Por unanimidad, la comisión de legislación dictaminó ayer reformar el artículo 296 del Código Penal para aplicar cárcel a conductas consideradas “satánicas”, y que actualmente son sancionadas solo con multa.
La enmienda a la normativa penal establece que será sancionado con hasta dos años de cárcel a “quien impidiere, interrumpiere o perturbare el libre ejercicio de una religión u ofendiere públicamente los sentimientos o creencias de las mismas”.
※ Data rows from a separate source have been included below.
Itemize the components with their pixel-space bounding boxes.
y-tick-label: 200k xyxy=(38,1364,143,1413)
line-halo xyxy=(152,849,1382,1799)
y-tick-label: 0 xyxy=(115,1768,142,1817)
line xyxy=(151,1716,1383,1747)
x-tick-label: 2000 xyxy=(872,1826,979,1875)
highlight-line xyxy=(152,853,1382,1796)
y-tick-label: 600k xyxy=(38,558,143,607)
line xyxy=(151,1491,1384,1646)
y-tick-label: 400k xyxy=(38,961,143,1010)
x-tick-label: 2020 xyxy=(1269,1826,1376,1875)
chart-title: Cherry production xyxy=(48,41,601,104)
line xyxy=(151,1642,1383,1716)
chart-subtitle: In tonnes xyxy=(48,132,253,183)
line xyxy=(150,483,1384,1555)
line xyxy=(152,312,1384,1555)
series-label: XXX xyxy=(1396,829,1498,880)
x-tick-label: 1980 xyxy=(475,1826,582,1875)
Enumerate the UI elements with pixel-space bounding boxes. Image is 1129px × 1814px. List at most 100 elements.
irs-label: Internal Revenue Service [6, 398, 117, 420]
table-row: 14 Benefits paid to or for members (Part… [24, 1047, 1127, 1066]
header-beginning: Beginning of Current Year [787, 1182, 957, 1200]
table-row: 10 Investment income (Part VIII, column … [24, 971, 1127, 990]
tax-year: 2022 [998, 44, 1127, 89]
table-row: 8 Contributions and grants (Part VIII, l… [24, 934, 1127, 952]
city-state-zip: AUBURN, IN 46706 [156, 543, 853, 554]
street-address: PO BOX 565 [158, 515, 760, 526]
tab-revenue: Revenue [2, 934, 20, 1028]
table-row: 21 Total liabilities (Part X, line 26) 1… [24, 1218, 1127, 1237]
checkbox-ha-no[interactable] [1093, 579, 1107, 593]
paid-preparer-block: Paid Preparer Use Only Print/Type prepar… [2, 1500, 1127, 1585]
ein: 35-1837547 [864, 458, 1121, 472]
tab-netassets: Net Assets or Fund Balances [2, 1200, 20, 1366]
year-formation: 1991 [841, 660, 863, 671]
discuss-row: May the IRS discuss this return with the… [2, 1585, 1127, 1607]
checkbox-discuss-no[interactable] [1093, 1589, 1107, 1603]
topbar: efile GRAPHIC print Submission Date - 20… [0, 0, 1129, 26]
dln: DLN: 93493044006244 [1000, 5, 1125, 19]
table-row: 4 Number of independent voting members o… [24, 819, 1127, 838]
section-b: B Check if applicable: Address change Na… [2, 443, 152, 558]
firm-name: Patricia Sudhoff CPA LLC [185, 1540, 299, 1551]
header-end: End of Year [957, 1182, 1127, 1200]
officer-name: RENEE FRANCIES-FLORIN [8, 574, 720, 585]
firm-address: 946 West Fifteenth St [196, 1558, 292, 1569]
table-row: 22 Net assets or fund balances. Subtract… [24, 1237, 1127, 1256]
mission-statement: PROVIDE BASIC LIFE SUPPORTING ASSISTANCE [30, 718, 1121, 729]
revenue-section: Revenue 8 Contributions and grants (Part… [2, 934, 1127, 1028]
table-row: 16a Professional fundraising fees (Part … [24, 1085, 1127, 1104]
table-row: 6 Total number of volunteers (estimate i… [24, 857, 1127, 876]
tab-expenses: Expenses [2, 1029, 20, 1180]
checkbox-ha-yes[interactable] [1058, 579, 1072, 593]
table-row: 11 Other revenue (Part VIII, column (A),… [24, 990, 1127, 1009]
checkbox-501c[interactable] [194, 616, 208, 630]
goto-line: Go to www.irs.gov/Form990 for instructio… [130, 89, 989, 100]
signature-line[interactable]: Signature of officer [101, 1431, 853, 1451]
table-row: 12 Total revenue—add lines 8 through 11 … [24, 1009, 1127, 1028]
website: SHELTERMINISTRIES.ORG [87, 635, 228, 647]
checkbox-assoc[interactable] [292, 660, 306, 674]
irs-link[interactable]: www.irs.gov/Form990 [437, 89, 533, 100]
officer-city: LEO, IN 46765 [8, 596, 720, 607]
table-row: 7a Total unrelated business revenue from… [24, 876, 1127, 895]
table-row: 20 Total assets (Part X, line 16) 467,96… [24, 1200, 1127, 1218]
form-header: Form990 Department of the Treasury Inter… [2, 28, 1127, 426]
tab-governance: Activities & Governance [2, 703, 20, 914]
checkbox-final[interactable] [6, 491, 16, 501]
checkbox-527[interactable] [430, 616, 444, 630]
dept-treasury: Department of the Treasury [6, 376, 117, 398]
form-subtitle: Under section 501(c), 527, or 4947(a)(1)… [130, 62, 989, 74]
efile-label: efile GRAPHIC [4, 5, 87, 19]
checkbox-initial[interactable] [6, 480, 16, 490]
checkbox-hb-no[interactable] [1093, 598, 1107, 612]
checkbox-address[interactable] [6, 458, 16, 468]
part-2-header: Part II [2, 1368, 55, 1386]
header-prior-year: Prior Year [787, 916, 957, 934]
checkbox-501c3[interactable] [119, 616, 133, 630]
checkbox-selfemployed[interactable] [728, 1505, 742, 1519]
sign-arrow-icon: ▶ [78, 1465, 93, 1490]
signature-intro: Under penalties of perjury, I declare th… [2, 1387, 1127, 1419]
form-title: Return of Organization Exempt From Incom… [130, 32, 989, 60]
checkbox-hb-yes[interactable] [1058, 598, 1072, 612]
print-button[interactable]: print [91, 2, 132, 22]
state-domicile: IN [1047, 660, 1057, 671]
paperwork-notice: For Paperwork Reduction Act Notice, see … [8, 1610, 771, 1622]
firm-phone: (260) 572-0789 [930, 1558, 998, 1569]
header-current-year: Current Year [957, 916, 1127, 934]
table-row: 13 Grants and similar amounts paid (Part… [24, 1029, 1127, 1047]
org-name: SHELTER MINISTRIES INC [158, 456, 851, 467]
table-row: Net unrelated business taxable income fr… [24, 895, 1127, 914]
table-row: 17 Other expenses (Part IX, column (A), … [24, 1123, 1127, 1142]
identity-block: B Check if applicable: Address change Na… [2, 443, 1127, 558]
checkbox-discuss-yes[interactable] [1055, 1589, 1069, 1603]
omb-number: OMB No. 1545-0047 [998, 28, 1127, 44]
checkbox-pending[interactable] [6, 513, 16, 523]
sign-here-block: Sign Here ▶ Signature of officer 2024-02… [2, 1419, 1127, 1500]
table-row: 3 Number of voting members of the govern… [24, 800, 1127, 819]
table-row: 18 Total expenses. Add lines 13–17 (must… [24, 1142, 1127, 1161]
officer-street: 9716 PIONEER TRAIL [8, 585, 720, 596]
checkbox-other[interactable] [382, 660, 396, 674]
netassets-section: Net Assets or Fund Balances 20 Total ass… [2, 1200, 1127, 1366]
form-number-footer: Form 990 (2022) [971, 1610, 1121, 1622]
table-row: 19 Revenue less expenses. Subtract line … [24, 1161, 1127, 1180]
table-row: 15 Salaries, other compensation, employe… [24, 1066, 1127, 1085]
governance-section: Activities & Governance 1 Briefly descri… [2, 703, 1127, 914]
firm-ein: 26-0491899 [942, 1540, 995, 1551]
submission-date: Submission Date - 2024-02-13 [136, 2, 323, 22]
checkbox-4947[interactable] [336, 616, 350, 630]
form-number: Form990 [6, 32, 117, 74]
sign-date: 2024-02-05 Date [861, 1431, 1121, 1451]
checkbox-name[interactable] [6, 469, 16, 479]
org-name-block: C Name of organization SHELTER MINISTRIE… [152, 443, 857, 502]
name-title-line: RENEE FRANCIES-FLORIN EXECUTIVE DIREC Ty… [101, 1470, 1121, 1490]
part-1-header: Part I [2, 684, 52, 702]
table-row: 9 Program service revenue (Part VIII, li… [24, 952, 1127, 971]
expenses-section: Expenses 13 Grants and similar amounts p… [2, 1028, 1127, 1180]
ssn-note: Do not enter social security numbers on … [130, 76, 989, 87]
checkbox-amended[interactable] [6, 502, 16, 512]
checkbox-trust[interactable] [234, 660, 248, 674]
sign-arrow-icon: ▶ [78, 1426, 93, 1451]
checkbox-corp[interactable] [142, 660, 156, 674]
La pena será de uno a dos años, si la acción va acompañada con publicidad; la reiteración de esa conducta ameritará prisión de tres a cinco años y si la repetición va acompañada por publicidad será sancionada con prisión de cuatro a ocho años.
La reforma penal trae dedicatoria. Llega como reacción a los actos cometidos en El Salvador por miembros del ministerio Creciendo en Gracia, liderado por el puertorriqueño José Luis de Jesús Miranda —autoproclamado “anticristo”—, quienes han quemado estampas católicas y agredido a miembros de otros cultos.
El presidente de la comisión de legislación, el arenero Guillermo Ávila Qüehl, no descartó que se hagan correcciones al texto para evitar posibles ambigüedades.
El legislador pecenista Antonio Almendáriz, quien comulga públicamente el culto cristiano, dijo que Creciendo en Gracia es “una secta que tiene el satanismo para alimentar a las pandillas”.
“Venir a venerar al demonio no le cae bien a una sociedad que es violenta”, matizó Óscar Kattán, del CD.